| Mein Moment 2016

Thomas Röhler in Ostrava - Die Vorahnung

leichtathletik.de war 2016 wieder bei zahlreichen Wettkämpfen live vor Ort und hat von großen Leistungen und den Geschichten am Rand der Kunststoffbahn berichtet. In der Kategorie "Mein Moment" schreiben unsere Reporter, welcher Augenblick der vergangenen Monate ihnen persönlich besonders in Erinnerung geblieben ist.
Christian Fuchs

Manchmal beobachtet man einen Athleten im Wettkampf und es beschleicht einen ein gewisses Gefühl. Man glaubt einen Fingerzeig in die Zukunft auszumachen, so nach dem Motto „Da geht noch mehr“.

Das Meeting in Ostrava hielt diesen Gedanken im Mai für mich parat. Da war zunächst der beeindruckende Sturmlauf der jungen Leverkusenerin Konstanze Klosterhalfen über 1.500 Meter, die sogar den Tempomacherinnen ihre Arbeit streitig machte.

Und dann war da der Auftritt von Thomas Röhler. In einem richtig packenden Speerwurf-Wettkampf, seinem zweiten der Saison nach einem Sieg in Shanghai, hatte er vor dem letzten Versuch die Führung verloren. Er war auf Platz drei abgerutscht. Der Jenaer packte dann aber Konterqualitäten aus, er zeigte eine echte Siegermentalität!

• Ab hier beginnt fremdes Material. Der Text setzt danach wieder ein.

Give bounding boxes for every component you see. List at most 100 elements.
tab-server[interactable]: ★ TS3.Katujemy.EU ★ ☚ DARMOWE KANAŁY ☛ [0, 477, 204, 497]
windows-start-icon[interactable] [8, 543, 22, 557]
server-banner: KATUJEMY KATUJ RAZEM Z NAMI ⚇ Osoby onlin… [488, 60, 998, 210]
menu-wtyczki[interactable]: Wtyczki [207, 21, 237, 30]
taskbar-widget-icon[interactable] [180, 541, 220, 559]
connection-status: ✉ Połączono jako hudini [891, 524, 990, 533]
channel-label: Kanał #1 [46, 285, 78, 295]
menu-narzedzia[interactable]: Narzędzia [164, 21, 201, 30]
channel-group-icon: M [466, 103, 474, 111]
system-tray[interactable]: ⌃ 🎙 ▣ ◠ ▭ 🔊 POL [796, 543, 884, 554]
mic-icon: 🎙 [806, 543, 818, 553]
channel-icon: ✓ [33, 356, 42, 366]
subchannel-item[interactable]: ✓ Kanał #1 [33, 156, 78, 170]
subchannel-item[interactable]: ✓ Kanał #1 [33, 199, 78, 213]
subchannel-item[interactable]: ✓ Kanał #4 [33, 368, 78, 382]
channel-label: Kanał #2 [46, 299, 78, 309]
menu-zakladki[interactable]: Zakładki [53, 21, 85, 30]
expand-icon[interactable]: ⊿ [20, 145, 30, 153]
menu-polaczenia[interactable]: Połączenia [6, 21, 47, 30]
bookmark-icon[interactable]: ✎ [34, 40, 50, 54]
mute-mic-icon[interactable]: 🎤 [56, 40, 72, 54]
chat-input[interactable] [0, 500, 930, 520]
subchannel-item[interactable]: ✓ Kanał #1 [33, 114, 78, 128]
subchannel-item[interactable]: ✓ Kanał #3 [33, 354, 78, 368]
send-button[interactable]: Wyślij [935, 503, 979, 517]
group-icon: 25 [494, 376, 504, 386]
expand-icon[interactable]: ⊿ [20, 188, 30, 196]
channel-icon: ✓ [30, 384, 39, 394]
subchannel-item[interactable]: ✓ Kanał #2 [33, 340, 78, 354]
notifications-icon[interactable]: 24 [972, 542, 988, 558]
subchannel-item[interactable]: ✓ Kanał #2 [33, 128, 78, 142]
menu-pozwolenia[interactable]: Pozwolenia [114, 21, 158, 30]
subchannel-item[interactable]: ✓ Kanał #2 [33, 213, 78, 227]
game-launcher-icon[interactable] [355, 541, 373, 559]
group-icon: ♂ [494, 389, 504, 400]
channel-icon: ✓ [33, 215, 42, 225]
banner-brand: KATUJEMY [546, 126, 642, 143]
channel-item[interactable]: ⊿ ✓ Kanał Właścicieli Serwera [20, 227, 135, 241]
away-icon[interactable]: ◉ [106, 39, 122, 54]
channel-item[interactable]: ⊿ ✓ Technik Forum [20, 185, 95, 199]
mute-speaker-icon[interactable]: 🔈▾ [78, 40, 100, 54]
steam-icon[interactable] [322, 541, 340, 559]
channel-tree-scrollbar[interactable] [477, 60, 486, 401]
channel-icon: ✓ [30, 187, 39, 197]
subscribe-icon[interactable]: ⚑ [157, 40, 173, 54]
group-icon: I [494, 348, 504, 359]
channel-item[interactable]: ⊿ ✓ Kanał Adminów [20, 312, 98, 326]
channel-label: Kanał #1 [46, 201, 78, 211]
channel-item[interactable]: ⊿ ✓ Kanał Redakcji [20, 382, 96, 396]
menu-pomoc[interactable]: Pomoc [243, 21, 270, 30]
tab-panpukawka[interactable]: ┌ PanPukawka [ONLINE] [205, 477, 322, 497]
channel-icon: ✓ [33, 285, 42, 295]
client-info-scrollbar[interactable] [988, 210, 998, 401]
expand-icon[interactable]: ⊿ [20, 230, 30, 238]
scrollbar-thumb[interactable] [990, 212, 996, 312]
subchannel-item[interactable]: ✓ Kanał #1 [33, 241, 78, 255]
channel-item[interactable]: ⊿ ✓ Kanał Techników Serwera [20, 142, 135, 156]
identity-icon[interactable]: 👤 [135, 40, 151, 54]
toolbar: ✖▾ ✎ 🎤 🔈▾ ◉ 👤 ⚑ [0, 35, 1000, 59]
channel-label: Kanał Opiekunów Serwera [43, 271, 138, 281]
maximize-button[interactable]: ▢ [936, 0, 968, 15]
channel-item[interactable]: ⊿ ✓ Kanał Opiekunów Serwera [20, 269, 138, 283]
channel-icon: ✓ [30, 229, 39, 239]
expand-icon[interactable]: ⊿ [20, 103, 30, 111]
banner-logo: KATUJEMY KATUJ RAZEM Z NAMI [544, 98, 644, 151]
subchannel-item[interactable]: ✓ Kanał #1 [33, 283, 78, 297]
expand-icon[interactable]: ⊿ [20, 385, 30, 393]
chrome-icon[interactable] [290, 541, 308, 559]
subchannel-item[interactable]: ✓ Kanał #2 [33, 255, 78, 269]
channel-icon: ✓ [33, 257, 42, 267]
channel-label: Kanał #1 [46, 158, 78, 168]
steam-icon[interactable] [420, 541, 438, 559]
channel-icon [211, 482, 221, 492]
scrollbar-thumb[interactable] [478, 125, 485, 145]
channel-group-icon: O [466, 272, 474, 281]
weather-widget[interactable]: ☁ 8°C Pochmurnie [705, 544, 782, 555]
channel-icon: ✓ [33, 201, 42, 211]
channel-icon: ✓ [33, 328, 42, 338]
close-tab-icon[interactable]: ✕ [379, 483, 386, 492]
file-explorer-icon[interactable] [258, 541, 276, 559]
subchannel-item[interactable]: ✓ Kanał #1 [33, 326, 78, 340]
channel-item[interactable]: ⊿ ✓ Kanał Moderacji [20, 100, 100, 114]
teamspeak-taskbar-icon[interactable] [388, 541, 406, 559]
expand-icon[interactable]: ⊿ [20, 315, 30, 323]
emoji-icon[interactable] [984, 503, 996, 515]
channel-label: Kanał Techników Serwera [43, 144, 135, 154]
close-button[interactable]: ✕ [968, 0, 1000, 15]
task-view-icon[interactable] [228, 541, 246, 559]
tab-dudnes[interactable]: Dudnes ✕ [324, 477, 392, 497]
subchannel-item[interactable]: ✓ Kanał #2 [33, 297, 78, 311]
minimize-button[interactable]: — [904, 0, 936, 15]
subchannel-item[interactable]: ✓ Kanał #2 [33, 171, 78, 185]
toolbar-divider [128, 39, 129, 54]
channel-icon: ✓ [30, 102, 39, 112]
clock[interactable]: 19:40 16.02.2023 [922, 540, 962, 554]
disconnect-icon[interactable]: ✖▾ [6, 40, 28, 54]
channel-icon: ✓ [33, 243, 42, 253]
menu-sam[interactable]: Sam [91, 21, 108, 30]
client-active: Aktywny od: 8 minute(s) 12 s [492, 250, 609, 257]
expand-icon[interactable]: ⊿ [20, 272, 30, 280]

Thomas Röhler knipst die Feuerfontänen an

Auf 87,37 Meter jagte er seinen Speer im letzten Durchgang hinaus, die Feuerfontänen auf dem Rasen gingen für ihn an und das speerwurfbegeisterte Publikum drehte fast genauso durch wie beim Sprint von Usain Bolt zuvor. Es war der letztlich klare Sieg vor Ihab Abdelrahman (Ägypten; 84,85 m). Ein beeindruckender Sieg, gerade durch die Art und Weise, wie er zustande kam.

Danach begann für mich ein langes Warten auf Thomas Röhler in der Mixed Zone, in der die Interviews mit den Athleten geführt werden. Er durfte nämlich nicht nur zur Siegerehrung für den Speerwurf, sondern wurde auch noch für die Leistung des Abends geehrt und deshalb obendrein in einem Cabrio durchs Stadion gefahren.

Dabei musste er witzigerweise Tennisbälle ins Publikum werfen. Das wiederum hatte den Grund, dass der Mäzen des Meetings auch im Tennis-Business aktiv ist. Zumindest für Unterhaltung war so gesorgt.

„The last man standing“

Während die Minuten verstrichen, verwaiste die Mixed Zone immer mehr - bis ich dort ganz beharrlich der einzig verbliebene Journalist war. Zum Glück hatte ich schon vorher sichergestellt, dass Thomas Röhler tatsächlich noch dorthin eskortiert werden und nicht durch einen anderen Ausgang entwischen würde.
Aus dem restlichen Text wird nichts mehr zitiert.